State improperly targets abortion-rights advocate
She believes she was targeted through the false claim because of her work.
Mary Jo Pitzl, The Republic | azcentral.com 6:44 a.m. MST November 12, 2014
Acting on an anonymous tip that turned out to be faulty, state health authorities took the first steps in a process that could have resulted in the unannounced inspection of the home of the executive director of an abortion-rights group.
It took the intervention of the American Civil Liberties Union of Arizona to prompt the Arizona Department of Health Services to back off, because Kat Sabine's home did not meet the state's definition of a health-care facility. But the episode has raised questions about how the agency handles complaints and how it enforces health-care-licensing laws.
"We think it's important for a public agency to not be part and parcel of the harassment," ACLU senior counsel Dan Pochoda said, adding that the Sabine case had undertones of harassment.
Sabine, executive director of NARAL Pro-Choice Arizona, said she felt "bullied" by the request she received in September from the state.
She was the target of a complaint alleging she was providing services that should have her home classifiedas a health-care facility, which requires state licensing. If she were licensed as such, she could have been subject to the terms of a new state law that allows warrantless inspections of abortion clinics.
"I think I got swept up in this craze about inspecting abortion clinics," Sabine said, adding that NARAL is an advocacy group, not a health-care provider.
What troubled her was that the complaint directed state officials to her home. A simple check, such as via Google Maps, would have quickly confirmed the location was a residence, not a business, she said.

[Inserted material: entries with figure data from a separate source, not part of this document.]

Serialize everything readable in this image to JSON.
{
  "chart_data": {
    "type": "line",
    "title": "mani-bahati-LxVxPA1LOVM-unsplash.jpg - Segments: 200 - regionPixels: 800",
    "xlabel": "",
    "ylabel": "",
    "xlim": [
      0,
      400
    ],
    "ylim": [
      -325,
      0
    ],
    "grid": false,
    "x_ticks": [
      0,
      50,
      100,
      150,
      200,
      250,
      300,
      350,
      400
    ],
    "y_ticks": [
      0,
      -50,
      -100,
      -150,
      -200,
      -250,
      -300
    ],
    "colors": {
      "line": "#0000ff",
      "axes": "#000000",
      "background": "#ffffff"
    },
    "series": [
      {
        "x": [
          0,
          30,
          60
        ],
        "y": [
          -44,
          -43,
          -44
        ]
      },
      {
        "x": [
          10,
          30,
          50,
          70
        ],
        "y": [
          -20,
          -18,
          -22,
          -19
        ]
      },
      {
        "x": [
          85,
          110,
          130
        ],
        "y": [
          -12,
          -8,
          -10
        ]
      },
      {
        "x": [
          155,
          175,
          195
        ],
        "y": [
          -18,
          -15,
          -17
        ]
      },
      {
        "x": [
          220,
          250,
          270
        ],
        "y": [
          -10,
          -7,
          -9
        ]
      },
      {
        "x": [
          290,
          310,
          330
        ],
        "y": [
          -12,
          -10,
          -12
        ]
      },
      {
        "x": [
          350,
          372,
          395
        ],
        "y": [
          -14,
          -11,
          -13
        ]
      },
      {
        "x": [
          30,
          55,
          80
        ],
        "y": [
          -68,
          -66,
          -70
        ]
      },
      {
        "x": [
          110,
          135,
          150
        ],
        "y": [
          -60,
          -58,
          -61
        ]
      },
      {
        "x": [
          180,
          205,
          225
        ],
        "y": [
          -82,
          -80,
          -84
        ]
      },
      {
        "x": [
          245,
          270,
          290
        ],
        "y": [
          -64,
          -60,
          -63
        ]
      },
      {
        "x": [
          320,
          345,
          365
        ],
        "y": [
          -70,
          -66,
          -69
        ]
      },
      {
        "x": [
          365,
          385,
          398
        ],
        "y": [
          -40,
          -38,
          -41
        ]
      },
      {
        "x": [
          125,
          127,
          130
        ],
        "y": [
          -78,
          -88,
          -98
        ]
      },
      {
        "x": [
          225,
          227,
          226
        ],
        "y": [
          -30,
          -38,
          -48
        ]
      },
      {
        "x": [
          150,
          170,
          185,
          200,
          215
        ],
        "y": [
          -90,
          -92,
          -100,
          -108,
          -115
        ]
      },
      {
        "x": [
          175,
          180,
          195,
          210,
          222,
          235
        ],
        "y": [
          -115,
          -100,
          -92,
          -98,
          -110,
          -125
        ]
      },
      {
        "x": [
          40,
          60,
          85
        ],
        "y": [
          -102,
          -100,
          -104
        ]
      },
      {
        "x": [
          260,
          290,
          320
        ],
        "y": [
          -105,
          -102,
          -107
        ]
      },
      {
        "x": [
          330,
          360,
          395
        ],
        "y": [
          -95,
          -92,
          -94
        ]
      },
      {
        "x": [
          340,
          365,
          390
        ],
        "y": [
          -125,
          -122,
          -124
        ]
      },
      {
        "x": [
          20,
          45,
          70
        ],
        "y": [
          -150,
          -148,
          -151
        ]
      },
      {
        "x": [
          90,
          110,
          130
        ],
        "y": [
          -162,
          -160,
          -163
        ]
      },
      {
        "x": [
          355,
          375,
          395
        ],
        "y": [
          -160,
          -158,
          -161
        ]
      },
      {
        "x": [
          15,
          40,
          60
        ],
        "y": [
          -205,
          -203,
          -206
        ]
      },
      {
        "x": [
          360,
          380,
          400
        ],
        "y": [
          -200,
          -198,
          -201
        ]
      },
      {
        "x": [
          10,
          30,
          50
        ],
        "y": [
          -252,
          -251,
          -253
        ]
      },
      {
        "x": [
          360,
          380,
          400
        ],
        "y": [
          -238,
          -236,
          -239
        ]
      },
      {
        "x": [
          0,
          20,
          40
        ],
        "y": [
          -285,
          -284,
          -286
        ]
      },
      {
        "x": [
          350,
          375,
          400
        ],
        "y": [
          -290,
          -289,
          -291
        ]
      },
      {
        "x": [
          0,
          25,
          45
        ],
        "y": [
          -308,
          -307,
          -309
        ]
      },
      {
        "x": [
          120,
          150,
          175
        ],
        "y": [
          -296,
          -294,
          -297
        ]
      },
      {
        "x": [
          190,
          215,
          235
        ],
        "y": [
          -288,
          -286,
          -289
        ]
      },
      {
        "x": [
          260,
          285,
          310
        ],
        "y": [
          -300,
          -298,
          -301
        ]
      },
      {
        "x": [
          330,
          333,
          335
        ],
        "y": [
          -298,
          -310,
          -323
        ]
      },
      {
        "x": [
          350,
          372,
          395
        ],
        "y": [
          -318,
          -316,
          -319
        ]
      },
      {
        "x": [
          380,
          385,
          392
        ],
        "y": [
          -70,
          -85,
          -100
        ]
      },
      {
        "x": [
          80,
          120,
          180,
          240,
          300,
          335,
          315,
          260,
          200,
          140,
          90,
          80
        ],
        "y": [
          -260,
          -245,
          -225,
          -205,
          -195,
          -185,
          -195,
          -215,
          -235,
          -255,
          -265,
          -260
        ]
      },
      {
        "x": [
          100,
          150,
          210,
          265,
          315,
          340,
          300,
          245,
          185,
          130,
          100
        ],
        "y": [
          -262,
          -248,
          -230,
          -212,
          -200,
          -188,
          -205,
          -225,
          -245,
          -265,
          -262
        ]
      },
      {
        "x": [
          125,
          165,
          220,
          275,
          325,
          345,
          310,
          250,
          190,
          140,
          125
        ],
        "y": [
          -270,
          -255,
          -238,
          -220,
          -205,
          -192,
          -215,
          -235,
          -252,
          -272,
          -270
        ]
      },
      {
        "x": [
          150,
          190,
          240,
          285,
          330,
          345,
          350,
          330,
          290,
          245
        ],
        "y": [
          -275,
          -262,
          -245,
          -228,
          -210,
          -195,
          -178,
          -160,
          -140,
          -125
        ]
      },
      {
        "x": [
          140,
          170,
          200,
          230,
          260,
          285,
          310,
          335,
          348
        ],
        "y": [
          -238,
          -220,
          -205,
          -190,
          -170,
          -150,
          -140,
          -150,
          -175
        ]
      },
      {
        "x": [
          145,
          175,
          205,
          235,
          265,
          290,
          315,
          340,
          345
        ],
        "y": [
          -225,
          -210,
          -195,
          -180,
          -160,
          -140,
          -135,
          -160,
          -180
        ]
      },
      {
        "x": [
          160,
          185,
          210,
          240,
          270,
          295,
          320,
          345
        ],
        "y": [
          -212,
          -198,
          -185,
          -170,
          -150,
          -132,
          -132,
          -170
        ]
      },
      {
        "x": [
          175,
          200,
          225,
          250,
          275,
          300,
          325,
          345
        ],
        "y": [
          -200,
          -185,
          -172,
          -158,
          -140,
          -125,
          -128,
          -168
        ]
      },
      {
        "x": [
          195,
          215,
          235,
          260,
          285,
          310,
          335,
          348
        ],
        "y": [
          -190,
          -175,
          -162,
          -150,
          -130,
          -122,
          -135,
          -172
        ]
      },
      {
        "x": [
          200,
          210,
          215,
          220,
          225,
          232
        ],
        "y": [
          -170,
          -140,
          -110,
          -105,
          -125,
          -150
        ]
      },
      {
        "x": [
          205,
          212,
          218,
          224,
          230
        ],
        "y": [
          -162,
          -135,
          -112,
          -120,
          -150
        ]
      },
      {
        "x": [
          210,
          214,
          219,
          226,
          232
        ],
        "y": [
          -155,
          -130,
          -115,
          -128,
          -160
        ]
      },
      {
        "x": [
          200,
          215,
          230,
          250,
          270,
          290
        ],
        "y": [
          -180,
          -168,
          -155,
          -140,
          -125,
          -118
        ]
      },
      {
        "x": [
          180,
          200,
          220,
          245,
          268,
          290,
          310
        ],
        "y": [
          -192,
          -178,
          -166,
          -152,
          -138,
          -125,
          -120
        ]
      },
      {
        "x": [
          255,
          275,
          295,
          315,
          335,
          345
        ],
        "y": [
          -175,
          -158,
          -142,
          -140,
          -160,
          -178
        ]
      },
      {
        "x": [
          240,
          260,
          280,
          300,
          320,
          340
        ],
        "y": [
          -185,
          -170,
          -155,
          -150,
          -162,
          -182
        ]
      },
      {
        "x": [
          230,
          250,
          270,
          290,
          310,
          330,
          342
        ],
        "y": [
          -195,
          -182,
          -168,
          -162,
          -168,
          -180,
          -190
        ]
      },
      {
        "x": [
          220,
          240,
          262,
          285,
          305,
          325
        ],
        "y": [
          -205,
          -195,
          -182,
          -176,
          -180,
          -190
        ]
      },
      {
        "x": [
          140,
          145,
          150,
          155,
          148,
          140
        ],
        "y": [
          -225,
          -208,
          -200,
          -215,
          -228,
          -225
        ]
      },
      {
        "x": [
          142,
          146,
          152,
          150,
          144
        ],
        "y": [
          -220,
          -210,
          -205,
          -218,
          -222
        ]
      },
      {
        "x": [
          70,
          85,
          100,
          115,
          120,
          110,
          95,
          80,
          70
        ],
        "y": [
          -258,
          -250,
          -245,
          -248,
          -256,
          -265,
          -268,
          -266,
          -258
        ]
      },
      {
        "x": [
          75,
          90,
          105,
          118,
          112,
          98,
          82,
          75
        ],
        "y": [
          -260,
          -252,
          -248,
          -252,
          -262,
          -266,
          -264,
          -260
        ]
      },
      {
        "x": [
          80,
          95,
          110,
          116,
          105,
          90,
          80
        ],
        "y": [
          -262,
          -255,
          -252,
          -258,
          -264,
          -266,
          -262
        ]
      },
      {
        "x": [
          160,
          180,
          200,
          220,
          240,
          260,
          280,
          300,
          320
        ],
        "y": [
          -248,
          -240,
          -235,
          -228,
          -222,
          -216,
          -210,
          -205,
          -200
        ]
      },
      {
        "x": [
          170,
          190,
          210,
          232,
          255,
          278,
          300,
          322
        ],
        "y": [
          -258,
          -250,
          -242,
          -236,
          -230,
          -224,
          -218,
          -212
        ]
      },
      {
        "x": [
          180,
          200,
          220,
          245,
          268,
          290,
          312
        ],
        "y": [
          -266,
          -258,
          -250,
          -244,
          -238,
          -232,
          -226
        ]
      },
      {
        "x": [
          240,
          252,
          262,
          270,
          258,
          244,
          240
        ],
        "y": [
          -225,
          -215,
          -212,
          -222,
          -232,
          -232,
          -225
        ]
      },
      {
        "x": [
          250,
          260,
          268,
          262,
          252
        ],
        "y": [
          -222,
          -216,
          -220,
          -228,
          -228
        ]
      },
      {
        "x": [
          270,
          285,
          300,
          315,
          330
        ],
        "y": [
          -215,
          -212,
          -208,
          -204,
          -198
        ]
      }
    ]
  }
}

Even more troubling, Sabine said, is that when she told the health department the complaint was targeting her home, the agency persisted. The form the agency wanted her to complete listed exceptions. But even that list was problematic because it left off one of the categories — for advocacy groups, such as hers — allowed under state law.
It took an attorney's intervention to drop the matter, which took five weeks to resolve.
Sabine said that based on the agency's slow response, and the incomplete form, she has little confidence state health authorities will change the way they handle complaints.
"Somebody should put in place a procedure to be sure this doesn't happen again," Sabine said.
The agency issued a statement saying it had closed the investigation and saw no need for further action.
"It is a shame that someone would have used the complaint system to generate a false complaint," the agency's statement read. "The online complaint system is meant to make it easy for the public to quickly let the ADHS licensing division know of true violations of state laws and rules."
The ACLU is now seeking further information from the ADHS about complaints alleging that a particular site is a health-care facility and how the agency has handled those allegations.